Vorwurf an katholische Kirche: Missbrauch zu schlecht aufgearbeitet
Im US-Bundesstaat Pennsylvania werden über 300 Priester des Kindesmissbrauchs bezichtigt. Das sind keine Einzelfälle. Der Vatikan spricht von „Scham“.
Auch an der katholischen Kirche in Deutschland übte er Kritik. „Es sind nicht nur Einzelfälle oder Einzeltäter – es sind immer auch strukturelle Probleme, die sexuelle Gewalt an Kindern und Jugendlichen ermöglichen“, sagte Rörig. „Diesen Strukturproblemen muss sich die katholische Kirche auch in Deutschland stellen“, fügte er hinzu. „Es darf nicht mehr nur um den Schutz und das Ansehen der Kirche gehen.“ Diese Haltung mache deutlich, wie sehr Institutionen- und Täterschutz noch immer vor Opferschutz stehe.
Der Vatikan reagierte mit Bestürzung auf die Enthüllungen in den USA. Es gebe lediglich zwei Worte zu dem US-Bericht: „Scham und Bedauern“, erklärte der Vatikan am Donnerstagabend. Laut dem am Dienstag veröffentlichten Bericht der Staatsanwaltschaft von Pennsylvania haben sich in den vergangenen 70 Jahren mehr als 300 namentlich genannte Priester in Tausenden Fällen an Kindern vergangen. Es sei die umfassendste Sammlung von Missbrauchsvorwürfen in der katholischen Kirche der USA.
Die in dem Bericht angeführten Missbrauchsfälle seien „kriminell und moralisch verwerflich“, erklärte Vatikan-Sprecher Greg Burke. Den Opfern sei ihr Stolz und ihr Glauben geraubt worden. Die Kirche müsse „harte Lektionen“ aus ihrer Vergangenheit ziehen. Sowohl die Verantwortlichen als auch diejenigen, die diesen Missbrauch ermöglicht hätten, sollten zur Rechenschaft gezogen werden.
Der Papst stehe an der Seite der Opfer, sie seien „seine Priorität“. Die Kirche wolle die Opfer anhören, um den „tragischen Horror, der das Leben der Unschuldigen zerstört“, auszumerzen.
„Es gab keine Vertuschung“
Nach der Erklärung von Pennsylvanias Generalstaatsanwalt Josh Shapiro geht es um sexuellen Missbrauch bis hin zu Vergewaltigung und gezielte Vertuschung.

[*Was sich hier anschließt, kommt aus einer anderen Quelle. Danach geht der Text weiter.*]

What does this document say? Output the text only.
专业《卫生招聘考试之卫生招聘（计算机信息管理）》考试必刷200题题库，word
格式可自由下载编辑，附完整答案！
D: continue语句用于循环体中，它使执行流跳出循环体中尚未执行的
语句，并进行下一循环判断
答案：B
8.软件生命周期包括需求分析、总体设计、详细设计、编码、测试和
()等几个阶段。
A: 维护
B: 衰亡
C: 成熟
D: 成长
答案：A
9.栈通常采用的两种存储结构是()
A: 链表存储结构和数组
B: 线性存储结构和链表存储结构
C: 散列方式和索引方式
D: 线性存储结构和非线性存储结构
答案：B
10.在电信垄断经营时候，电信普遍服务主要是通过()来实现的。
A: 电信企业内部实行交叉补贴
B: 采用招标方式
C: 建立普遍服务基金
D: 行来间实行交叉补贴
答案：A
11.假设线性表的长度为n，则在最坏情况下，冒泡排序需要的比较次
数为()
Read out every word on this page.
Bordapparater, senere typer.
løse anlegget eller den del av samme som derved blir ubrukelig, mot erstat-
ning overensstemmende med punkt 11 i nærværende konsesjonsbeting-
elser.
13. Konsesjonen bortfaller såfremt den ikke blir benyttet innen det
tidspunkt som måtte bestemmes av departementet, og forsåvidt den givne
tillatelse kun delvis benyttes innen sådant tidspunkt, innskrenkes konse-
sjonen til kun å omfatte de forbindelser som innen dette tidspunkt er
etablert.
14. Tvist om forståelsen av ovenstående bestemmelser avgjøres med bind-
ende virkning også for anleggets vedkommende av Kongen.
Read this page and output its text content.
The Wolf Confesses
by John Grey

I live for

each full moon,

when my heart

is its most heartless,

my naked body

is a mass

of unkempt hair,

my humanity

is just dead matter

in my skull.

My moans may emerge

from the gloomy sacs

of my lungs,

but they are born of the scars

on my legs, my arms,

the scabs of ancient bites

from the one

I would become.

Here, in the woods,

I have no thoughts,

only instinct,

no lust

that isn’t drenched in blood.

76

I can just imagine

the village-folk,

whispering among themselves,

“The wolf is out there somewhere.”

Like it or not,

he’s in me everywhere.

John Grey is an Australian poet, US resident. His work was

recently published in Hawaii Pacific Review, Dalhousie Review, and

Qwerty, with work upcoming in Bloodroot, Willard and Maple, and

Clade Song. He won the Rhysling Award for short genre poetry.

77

Die Vorwürfe erstrecken sich auf sechs der acht Diözesen in Pennsylvania. Etwa 1.000 Opfer seien bisher identifiziert worden.
Der Bischof von Pittsburgh (Pennsylvania), David Zubik, bestritt am Donnerstag eine systematische Vertuschung. „Es gab keine Vertuschung“, sagte er. Jedoch entschuldigte er sich für die Geschehnisse.
Von einer „moralischen Katastrophe“ sprach der Präsident der Katholischen Bischofskonferenz in den USA, Kardinal Daniel DiNardo. Außerdem forderte er am Donnerstag den Vatikan auf, die Missbrauchsvorwürfe gegen den früheren Erzbischof von Washington, Theodore McCarrick, zu prüfen. DiNardo drückte seine „Traurigkeit, Wut und Scham“ über die Enthüllungen aus.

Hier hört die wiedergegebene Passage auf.